Variante: Alexander will seine anwaltliche Tätigkeit in Rechtsform einer GmbH ausüben und
hat zu diesem Grund mit einem Kollegen eine solche Gesellschaft gegründet, die wirksam
entstanden ist. Der Kaufvertrag über den Schreibtisch wird von Alexander als einzigem
Geschäftsführer im Namen der GmbH unter denselben Umständen wie zuvor wirksam
abgeschlossen.
c) Hat die GmbH einen Anspruch auf die Rückzahlung des Kaufpreises?
III.
Die Einzelunternehmerin Gundula betrieb 30 Jahre lang ein Fachgeschäft für
Strickwaren und ließ sich auch freiwillig ins Firmenbuch eintragen (Gundi’s Strickwaren
e.U.). Nach Abverkauf aller Restwarenbestände setzt sie sich Ende Jänner 2017 zur Ruhe;
eine Löschung aus dem Firmenbuch erfolgt jedoch nicht. Am 10.02.2017 bestellt sie bei
ihrem langjährigen Lieferanten Wool&More KG Schafwolle für ihren Eigenbedarf, wobei sie
aus Gewohnheit ihr Geschäftspapier und ihren Firmenstempel, auf denen ihre Firma
aufscheint, verwendet. Die Wolle wird am 17.02.2017 vereinbarungsgemäß geliefert.
Gundula öffnet das Packet jedoch nicht, da sie am nächsten Tag zu einer 3-wöchigen
Mittelmeerkreuzfahrt aufbricht. Daher bemerkt sie erst am 20.03.2017, als sie Socken für
ihre Enkelkinder stricken möchte, dass die Wolle Mottenschäden aufweist; diese waren
bereits bei der Übergabe vorhanden.
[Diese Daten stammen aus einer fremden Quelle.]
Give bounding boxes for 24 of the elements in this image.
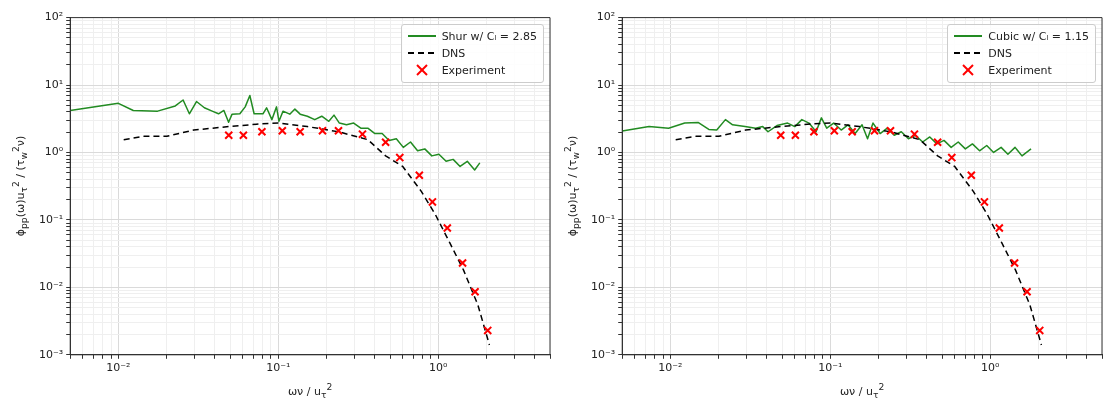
y-tick-label: 10⁻¹ [38,212,64,226]
x-tick-label: 10⁰ [429,361,448,375]
y-tick-label: 10⁻³ [590,347,616,361]
y-tick-label: 10⁻² [590,280,616,294]
legend-label: DNS [441,45,466,62]
legend-label: Cubic w/ Cₗ = 1.15 [988,28,1089,45]
legend-label: DNS [988,45,1013,62]
legend-label: Experiment [988,62,1052,79]
y-tick-label: 10² [44,10,64,24]
x-tick-label: 10⁻² [106,361,131,375]
legend-label: Experiment [441,62,506,79]
y-tick-label: 10⁻² [38,280,64,294]
x-tick-label: 10⁻² [658,361,683,375]
y-tick-label: 10¹ [596,77,616,91]
x-tick-label: 10⁻¹ [818,361,843,375]
x-tick-label: 10⁰ [981,361,1000,375]
y-tick-label: 10⁻³ [38,347,64,361]
y-tick-label: 10¹ [44,77,64,91]
y-tick-label: 10⁰ [596,145,616,159]
y-tick-label: 10² [596,10,616,24]
y-tick-label: 10⁰ [44,145,64,159]
legend-label: Shur w/ Cₗ = 2.85 [441,28,537,45]
y-tick-label: 10⁻¹ [590,212,616,226]
x-tick-label: 10⁻¹ [266,361,291,375]
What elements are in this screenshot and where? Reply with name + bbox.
Als sie bei der Wool&More KG anruft, um sich zu
beschweren, entgegnet deren Geschäftsführer, dass zu diesem Zeitpunkt kein Austausch
der Ware mehr vorgenommen werden könne.
d) Hat Gundula einen Anspruch auf Gewährleistung gegen die Wool&More KG?
e) Ändert sich etwas, wenn die Firmenbucheintragung am 01.02.2017 gelöscht wurde
und Gundula am 10.12.2017 unter Verwendung von Geschäftspapier und
Firmenstempel bei der Wool&More KG bestellt?